As internally developed artificial intelligence systems move from lab to deployment, the importance of creating unbiased, ethical systems is greater than ever. The challenge is that there is no simple solution to building ethical consideration into AI algorithms. But there are a few things you can do early on that help.
To get a sense of the many issues, let’s check out a hypothetical AI-powered job candidate review system. Designed as an AI chatbot, the system vets potential candidates, analyzing a wide range of objective criteria to determine whether someone should pass through the initial application stage. The company decided to restrict access by the system to data about a candidate’s gender, age, and ethnicity, in order to promote a level playing field for candidates who might otherwise be overlooked.
The system provides another benefit, reducing the chance that a hiring manager’s bad mood or distracted mindset will hurt a qualified applicant’s prospects of landing the job. Operating without emotion, the AI system evaluates candidates based on their experience, skillsets, and even their empathy levels. But the system doesn’t make decisions, it makes recommendations, passing along the most promising candidates to the company’s human managers, who then rely on their professional judgment to make a final decision.
This simplified example highlights the need to anticipate non-technical factors like data bias in designing AI systems. Decisions made early on in the planning process help ensure your company successfully engineers an ethical AI system.
Indispensable human judgment
Data is vital to decisionmaking, and AI helps gather and parse that information. It can even generate reports and recommendations based on the objectives with which it’s been programmed. But a machine learning algorithm can’t tell you whether a decision is ethical or whether it will irreparably damage morale within your organization. It hasn’t spent years honing its business intuition – the kind of intuition that tells you that even though a decision looks right on paper, it would be a betrayal of your core client base.
That’s where human judgment enters the picture. There are a number of approaches you can take for integrating AI into your decisionmaking strategies. Depending how high the stakes are and the problem you’re trying to solve, you might outsource the job to AI but insist that a person review its findings before action is taken. Or you might identify key areas that will largely be the domain of AI, relieving you of the need to be involved in every decision related to that particular process.
But human judgment will remain central to business decisions for some time to come. In fact, judgment and interpersonal skills will be at a premium in the workforce of the future. As AI becomes an increasingly prominent tool in our professional arsenals, we must ensure that we’re using it ethically. Here are some ways to do that:
1. Identify your company’s core values
Systematizing your company’s core values starts with identifying and documenting those values. Start a process that captures the values that have become central to your company culture. Writing in Harvard Business Review, one researcher made a useful distinction between “values” as marketing and “values” as deeply held beliefs: “If you’re not willing to accept the pain real values incur, don’t bother going to the trouble of formulating a values statement.”
If an AI program suggests a course of action that makes sense on paper but not in the broader context of your organization’s long-term goals, you’ll need a strong internal compass to make the right call. Data is important, but you’re ultimately responsible for your decisions. When called upon to explain your actions, you can’t default to saying, “The AI made me do it.” Use the tools to gather information and add context to your decisionmaking process. But when you make a choice, human nature should be in the mix.
2. Establish an AI oversight group
Machine learning systems are only as good as the data we feed them. Which immediately creates a challenge for AI system developers: humans are biased. Even the most fair-minded person carries unconscious bias, sometimes without being aware of it. And so without meaning to, developers can end up corrupting the systems they’re designing to help us make more objective decisions.

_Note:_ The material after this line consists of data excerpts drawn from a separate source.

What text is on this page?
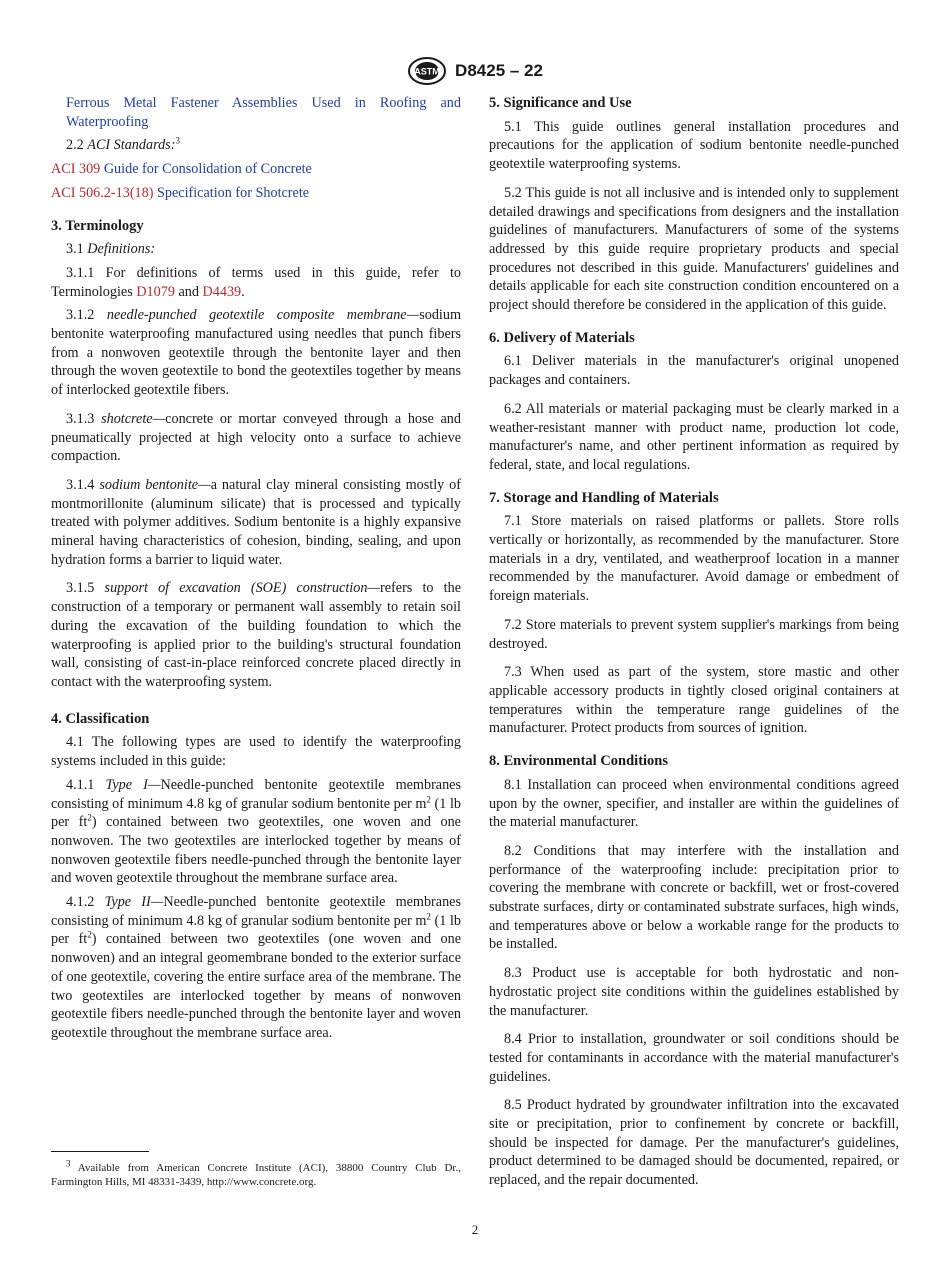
ASTM D8425 – 22

Ferrous Metal Fastener Assemblies Used in Roofing and Waterproofing

2.2 ACI Standards:$^3$

ACI 309 Guide for Consolidation of Concrete

ACI 506.2-13(18) Specification for Shotcrete

3. Terminology

3.1 Definitions:

3.1.1 For definitions of terms used in this guide, refer to Terminologies D1079 and D4439.

3.1.2 needle-punched geotextile composite membrane—sodium bentonite waterproofing manufactured using needles that punch fibers from a nonwoven geotextile through the bentonite layer and then through the woven geotextile to bond the geotextiles together by means of interlocked geotextile fibers.

3.1.3 shotcrete—concrete or mortar conveyed through a hose and pneumatically projected at high velocity onto a surface to achieve compaction.

3.1.4 sodium bentonite—a natural clay mineral consisting mostly of montmorillonite (aluminum silicate) that is processed and typically treated with polymer additives. Sodium bentonite is a highly expansive mineral having characteristics of cohesion, binding, sealing, and upon hydration forms a barrier to liquid water.

3.1.5 support of excavation (SOE) construction—refers to the construction of a temporary or permanent wall assembly to retain soil during the excavation of the building foundation to which the waterproofing is applied prior to the building's structural foundation wall, consisting of cast-in-place reinforced concrete placed directly in contact with the waterproofing system.

4. Classification

4.1 The following types are used to identify the waterproofing systems included in this guide:

4.1.1 Type I—Needle-punched bentonite geotextile membranes consisting of minimum 4.8 kg of granular sodium bentonite per $m^2$ (1 lb per $ft^2$) contained between two geotextiles, one woven and one nonwoven. The two geotextiles are interlocked together by means of nonwoven geotextile fibers needle-punched through the bentonite layer and woven geotextile throughout the membrane surface area.

4.1.2 Type II—Needle-punched bentonite geotextile membranes consisting of minimum 4.8 kg of granular sodium bentonite per $m^2$ (1 lb per $ft^2$) contained between two geotextiles (one woven and one nonwoven) and an integral geomembrane bonded to the exterior surface of one geotextile, covering the entire surface area of the membrane. The two geotextiles are interlocked together by means of nonwoven geotextile fibers needle-punched through the bentonite layer and woven geotextile throughout the membrane surface area.

$^3$ Available from American Concrete Institute (ACI), 38800 Country Club Dr., Farmington Hills, MI 48331-3439, http://www.concrete.org.
5. Significance and Use

5.1 This guide outlines general installation procedures and precautions for the application of sodium bentonite needle-punched geotextile waterproofing systems.

5.2 This guide is not all inclusive and is intended only to supplement detailed drawings and specifications from designers and the installation guidelines of manufacturers. Manufacturers of some of the systems addressed by this guide require proprietary products and special procedures not described in this guide. Manufacturers' guidelines and details applicable for each site construction condition encountered on a project should therefore be considered in the application of this guide.

6. Delivery of Materials

6.1 Deliver materials in the manufacturer's original unopened packages and containers.

6.2 All materials or material packaging must be clearly marked in a weather-resistant manner with product name, production lot code, manufacturer's name, and other pertinent information as required by federal, state, and local regulations.

7. Storage and Handling of Materials

7.1 Store materials on raised platforms or pallets. Store rolls vertically or horizontally, as recommended by the manufacturer. Store materials in a dry, ventilated, and weatherproof location in a manner recommended by the manufacturer. Avoid damage or embedment of foreign materials.

7.2 Store materials to prevent system supplier's markings from being destroyed.

7.3 When used as part of the system, store mastic and other applicable accessory products in tightly closed original containers at temperatures within the temperature range guidelines of the manufacturer. Protect products from sources of ignition.

8. Environmental Conditions

8.1 Installation can proceed when environmental conditions agreed upon by the owner, specifier, and installer are within the guidelines of the material manufacturer.

8.2 Conditions that may interfere with the installation and performance of the waterproofing include: precipitation prior to covering the membrane with concrete or backfill, wet or frost-covered substrate surfaces, dirty or contaminated substrate surfaces, high winds, and temperatures above or below a workable range for the products to be installed.

8.3 Product use is acceptable for both hydrostatic and non-hydrostatic project site conditions within the guidelines established by the manufacturer.

8.4 Prior to installation, groundwater or soil conditions should be tested for contaminants in accordance with the material manufacturer's guidelines.

8.5 Product hydrated by groundwater infiltration into the excavated site or precipitation, prior to confinement by concrete or backfill, should be inspected for damage. Per the manufacturer's guidelines, product determined to be damaged should be documented, repaired, or replaced, and the repair documented.

2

To get around this problem, create internal AI watchdog groups that periodically review your algorithms’ outputs and can address complaints about discrimination and bias. Then use the group’s findings to refine your AI-assisted approach to leadership.
3. Use AI to facilitate better experiences for customers and employees alike
Machine learning systems can generate powerfully personalized experiences—for both customers and employees. The World Economic Forum suggests that using AI ethically includes shifting employee performance metrics from output-based measurements to evaluating the creative value they bring to the company. “Although there are roles under threat, there are also roles that will become needed more than ever. It’s more cost efficient to retrain current employees to fill the roles you need in the future than it is to hire new ones, and they are also more likely to be loyal to your organisation.”
One great part of the power of AI tools in the office is that people don’t have to do drudge work anymore. As their roles become more dynamic, so, too, should your evaluation standards.
By investigating these 3 areas early on in the development process, your company is better positioned to build new AI systems that reflect—and protect—your company’s values. And improve the experiences of your customers and employees alike.